Australia’s Owen Wright flies over a wave during last September’s finals of the Quiksilver Pro surfing competition in Long Beach. The City let the tournament continue after Hurricane Irene struck but cut out the planned concerts and sporting events. (AP Photo/ASP, Kirstin Scholtz)
SURF CITY
By all accounts, the city is still paying the price for having cancelled Quiksilver’s concerts and sporting events, which were expected to draw even larger crowds than the thousands of people who came to the city. When the perception took hold that the Long Beach could be holding something bigger “than Woodstock,” as champion surfer Kelly Slater was quoted saying, some of the city officials started having second thoughts.
“They started peeling a layer of skin off Quiksilver a day at a time,” says a source with inside knowledge of the city’s treatment of the company.
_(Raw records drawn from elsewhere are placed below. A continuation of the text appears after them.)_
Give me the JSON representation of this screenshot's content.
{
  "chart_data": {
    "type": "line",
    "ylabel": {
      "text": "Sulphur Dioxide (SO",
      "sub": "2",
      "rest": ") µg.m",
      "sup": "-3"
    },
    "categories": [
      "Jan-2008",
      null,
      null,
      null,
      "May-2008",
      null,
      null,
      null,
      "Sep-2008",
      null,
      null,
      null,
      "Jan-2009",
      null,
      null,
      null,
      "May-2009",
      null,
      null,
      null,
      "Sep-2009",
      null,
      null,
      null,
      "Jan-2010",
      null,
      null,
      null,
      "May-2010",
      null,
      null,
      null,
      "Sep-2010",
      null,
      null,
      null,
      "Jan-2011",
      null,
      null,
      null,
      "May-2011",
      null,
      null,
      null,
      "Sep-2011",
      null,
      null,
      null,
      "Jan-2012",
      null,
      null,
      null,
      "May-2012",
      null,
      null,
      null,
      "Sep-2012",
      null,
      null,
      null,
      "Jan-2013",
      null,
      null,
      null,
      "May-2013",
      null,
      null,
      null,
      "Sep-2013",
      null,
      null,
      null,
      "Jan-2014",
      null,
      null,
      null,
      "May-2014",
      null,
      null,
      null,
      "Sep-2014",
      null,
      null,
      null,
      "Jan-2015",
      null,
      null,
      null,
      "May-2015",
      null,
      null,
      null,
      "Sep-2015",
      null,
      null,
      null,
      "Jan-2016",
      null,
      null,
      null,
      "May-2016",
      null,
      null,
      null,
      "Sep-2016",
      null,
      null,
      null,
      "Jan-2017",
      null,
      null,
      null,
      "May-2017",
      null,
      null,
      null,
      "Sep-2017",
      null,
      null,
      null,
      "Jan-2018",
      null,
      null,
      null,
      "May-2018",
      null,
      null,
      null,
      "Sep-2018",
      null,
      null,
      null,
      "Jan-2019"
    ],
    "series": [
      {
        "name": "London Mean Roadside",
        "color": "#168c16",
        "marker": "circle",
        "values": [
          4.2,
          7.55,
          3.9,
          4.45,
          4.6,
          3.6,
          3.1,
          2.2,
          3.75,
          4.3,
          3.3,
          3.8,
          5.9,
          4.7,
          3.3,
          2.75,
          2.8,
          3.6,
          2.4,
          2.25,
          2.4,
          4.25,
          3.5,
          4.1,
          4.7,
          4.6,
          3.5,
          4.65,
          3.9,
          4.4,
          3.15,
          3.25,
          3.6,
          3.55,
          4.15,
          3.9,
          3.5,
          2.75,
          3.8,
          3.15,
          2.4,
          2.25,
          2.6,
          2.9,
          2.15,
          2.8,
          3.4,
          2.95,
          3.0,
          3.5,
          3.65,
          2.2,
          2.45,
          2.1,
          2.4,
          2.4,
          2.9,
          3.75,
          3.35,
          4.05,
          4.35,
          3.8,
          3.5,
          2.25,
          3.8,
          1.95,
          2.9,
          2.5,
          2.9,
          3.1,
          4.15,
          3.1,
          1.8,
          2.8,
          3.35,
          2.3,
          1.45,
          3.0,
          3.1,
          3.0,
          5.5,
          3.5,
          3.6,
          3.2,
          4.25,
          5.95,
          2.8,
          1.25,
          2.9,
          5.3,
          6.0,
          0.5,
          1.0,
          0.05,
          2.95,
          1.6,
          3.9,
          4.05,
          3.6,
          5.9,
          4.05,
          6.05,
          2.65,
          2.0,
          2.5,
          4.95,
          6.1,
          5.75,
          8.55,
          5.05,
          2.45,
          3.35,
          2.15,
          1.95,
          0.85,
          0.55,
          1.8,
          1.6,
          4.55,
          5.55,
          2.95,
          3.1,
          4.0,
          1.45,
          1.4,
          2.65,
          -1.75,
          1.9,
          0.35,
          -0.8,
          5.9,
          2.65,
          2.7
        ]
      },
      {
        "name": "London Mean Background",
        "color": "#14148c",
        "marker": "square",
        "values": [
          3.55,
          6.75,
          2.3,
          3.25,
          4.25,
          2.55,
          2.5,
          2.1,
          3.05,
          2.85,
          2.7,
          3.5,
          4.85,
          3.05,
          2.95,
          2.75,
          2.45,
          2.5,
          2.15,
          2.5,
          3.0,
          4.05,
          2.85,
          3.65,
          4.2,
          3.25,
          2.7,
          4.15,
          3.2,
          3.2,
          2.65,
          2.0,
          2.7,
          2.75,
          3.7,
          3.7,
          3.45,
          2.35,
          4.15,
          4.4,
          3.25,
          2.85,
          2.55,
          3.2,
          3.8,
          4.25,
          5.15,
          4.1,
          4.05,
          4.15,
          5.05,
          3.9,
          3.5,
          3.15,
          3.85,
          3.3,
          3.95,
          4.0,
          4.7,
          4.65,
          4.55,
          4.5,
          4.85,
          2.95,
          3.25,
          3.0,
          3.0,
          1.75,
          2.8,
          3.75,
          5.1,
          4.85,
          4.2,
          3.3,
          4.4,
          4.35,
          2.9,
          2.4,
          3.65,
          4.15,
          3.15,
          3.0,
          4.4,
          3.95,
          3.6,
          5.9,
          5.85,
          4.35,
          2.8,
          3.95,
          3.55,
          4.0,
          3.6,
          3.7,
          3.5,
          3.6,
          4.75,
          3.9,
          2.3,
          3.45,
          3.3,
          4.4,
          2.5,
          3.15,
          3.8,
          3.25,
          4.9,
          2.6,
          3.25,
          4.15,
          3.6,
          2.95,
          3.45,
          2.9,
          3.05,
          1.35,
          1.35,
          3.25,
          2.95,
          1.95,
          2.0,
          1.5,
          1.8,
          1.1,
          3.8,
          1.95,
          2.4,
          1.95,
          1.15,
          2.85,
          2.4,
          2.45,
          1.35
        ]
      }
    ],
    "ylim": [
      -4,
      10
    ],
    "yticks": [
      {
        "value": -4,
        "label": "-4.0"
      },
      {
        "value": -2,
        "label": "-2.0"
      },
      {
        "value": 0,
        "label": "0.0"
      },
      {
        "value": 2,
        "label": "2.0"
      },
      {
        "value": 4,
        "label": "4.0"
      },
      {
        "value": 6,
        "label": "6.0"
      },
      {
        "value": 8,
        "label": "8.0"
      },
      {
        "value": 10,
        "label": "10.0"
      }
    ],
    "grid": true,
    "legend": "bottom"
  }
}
“I was one of the people who was saying that the thing was getting way out of hand,” says Hennessy. “Quiksilver was trying to come into our town and they were looking to make a real lot of money on our backs. And I didn’t like the way they were treating our city and our residents…. Thank God, the hurricane hit! It forced us to put the brakes on a thing that was spiraling out of control.”
The former city manager has no regrets about his actions regarding Quiksilver.
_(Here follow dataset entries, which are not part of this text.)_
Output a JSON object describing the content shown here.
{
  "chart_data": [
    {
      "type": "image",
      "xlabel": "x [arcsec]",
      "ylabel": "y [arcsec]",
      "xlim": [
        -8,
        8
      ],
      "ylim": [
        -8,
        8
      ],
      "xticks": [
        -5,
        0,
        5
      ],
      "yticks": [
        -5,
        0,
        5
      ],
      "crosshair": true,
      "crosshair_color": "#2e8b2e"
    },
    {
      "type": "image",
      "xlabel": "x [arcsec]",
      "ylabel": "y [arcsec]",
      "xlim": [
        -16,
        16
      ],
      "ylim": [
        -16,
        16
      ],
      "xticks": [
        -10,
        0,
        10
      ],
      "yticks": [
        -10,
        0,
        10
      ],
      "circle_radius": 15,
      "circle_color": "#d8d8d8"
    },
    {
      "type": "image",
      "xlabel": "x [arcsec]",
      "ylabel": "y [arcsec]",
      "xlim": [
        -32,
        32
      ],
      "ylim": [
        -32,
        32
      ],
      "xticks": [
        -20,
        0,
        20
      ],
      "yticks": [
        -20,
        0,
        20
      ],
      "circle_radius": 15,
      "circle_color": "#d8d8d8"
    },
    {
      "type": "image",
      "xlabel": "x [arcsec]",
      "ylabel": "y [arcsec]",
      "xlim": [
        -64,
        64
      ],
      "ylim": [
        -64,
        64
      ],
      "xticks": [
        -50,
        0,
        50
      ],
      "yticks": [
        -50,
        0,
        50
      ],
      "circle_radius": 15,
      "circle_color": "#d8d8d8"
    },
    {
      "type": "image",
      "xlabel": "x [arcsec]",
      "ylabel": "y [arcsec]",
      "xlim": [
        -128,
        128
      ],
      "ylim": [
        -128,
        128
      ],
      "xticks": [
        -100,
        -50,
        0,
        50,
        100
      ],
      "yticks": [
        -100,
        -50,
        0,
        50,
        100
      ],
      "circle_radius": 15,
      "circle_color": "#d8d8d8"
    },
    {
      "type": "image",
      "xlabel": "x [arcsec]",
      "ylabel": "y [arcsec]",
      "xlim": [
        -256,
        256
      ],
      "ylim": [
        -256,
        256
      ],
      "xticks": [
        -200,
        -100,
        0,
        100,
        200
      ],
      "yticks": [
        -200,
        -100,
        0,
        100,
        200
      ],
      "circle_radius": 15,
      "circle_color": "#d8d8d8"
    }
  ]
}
“The music portion of the event was cancelled solely due to Hurricane Irene,” Theofan tells the Press in an e-mail. “The health, safety and welfare of residents was my top concern as 4,500 homes and businesses were without power, along with extensive damage to the beach front. You should not lose sight of the fact that the surfing competition was a tremendous success.”
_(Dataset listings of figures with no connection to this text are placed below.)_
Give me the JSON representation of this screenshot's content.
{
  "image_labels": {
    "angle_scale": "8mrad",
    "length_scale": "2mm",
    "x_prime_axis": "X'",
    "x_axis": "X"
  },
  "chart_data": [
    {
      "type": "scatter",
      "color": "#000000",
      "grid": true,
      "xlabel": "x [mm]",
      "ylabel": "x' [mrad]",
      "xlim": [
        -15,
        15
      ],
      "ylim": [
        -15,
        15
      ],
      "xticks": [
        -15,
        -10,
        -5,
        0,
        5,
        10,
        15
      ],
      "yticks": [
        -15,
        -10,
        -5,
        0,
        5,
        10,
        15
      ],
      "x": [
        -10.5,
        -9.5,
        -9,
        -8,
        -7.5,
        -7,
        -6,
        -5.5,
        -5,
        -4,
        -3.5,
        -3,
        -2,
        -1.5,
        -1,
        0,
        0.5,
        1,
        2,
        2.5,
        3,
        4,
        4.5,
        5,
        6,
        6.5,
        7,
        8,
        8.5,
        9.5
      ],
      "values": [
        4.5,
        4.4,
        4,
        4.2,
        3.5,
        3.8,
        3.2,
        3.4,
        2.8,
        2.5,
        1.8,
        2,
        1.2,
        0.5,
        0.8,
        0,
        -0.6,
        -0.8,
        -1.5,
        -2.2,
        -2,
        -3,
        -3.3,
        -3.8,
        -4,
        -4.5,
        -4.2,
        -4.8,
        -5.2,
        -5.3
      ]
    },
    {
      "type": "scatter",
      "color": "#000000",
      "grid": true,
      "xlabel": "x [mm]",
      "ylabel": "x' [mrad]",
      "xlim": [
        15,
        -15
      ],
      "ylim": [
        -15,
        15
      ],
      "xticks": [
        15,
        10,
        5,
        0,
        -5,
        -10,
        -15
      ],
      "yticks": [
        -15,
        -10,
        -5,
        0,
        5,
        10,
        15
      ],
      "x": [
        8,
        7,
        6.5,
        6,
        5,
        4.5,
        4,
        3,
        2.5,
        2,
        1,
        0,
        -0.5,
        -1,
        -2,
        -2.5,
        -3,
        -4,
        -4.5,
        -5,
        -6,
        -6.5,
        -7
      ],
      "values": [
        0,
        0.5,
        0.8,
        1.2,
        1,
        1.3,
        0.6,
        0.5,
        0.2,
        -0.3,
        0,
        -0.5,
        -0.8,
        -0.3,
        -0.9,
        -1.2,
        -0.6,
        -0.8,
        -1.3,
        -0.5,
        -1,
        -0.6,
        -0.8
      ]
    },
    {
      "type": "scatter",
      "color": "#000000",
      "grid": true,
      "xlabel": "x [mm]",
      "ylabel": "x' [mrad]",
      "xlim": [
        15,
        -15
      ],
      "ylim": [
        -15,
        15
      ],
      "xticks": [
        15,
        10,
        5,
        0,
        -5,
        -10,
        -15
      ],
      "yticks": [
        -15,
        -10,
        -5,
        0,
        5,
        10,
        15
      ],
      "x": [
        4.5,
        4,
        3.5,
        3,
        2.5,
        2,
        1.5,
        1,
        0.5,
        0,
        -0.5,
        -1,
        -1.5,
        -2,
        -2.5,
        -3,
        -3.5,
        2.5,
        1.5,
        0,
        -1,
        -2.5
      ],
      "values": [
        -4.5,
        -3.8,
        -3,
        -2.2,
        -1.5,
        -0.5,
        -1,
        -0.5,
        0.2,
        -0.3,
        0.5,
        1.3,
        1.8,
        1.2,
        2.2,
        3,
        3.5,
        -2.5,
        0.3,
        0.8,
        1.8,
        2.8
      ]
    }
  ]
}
The business community is still smarting over the decision.
“It was a terrible decision,” says Mark Tannenbaum, the executive vice president of the Long Beach Chamber of Commerce. “The city was not in the disaster state that he claimed.”
Tannenbaum recalled that at the first council meeting after the storm Theofan gave citations to the city’s workers “for doing an outstanding job in getting the city back up and running.” Then, Tannenbaum says, the city manager turned around and shut down the rest of the scheduled events—disappointing thousands, not to mention the merchants and restaurant owners in town.
Quiksilver cancelled its plans to return to Long Beach for 2012, but with a new administration, Tannenbaum says, “I believe we have a shot at getting them back next year.”
Catlin Rawling, a Quiksilver spokeswoman, was non-committal.
“We had a truly great surf event back in September,” she told the Press in an e-mail. “Currently there is nothing to report about 2013.”
Tannenbaum had hoped that hosting the surf contest and the concerts would have put Long Beach “on the map,” but he feared that Theofan’s treatment of the company may have soured others from taking the city seriously because “they don’t know if they have a real deal when they make a deal.”
Long Beach’s chamber of commerce is not a political organization, Tannenbaum reminded this reporter, but he clearly likes how Schnirman has taken control.
“This new city manager is just great,” he says. “I’ve had a number of meetings with him. He’s professional beyond his years. I believe it will be a whole different type of thing going forward.”
In fact, he says, “The last three months we’ve worked with the city better than the last six years and we’ve accomplished more things.”
Long Beach locals agree.
“Theofan doesn’t surf,” a resident in a business suit who asked to be identified only as a “local surfer” told the Press after a recent council meeting. “There’s surfers and there’s the rest of humanity that’s just sort of there, wasting the ocean,” he says and laughs. But in a slightly more serious vein, he adds, “If we get all surfers on the city council, then things will be different…”
Tannenbaum, turning wistful, has a different vision.
“Someday, if they ever put the politics aside,” he says, “Long Beach could be an unbelievable city—and an unbelievable draw for this Island!”
Politics is not high on the agenda of Dave Juan, co-owner of Unsound Surf, an institution in the Long Beach surf world and a key player in bringing the Quiksilver Pro-Am to the city—and helping save the tournament when pressure was mounting after the hurricane to cancel it as well as the music.
“You’ve got to give everybody some credit because there’s a lot of people here to make happy,” says Juan.
He knew that Irene had left the city “pretty beat up,” and cited how the lifeguard station had been uprooted and slammed against the boardwalk during the storm surge, so he harbors no regret that the concerts were cancelled. He doesn’t want to waste time rehashing the past.
“You’ve got to move forward,” he says. “As long as you move forward and you work together, then it’s all good, you know? That’s how you grow—that’s how the city should grow, too.”
So, in a sense, the future for the City of Long Beach—both financially and metaphorically—is all about catching the next wave, with the hope that the next one is better than before.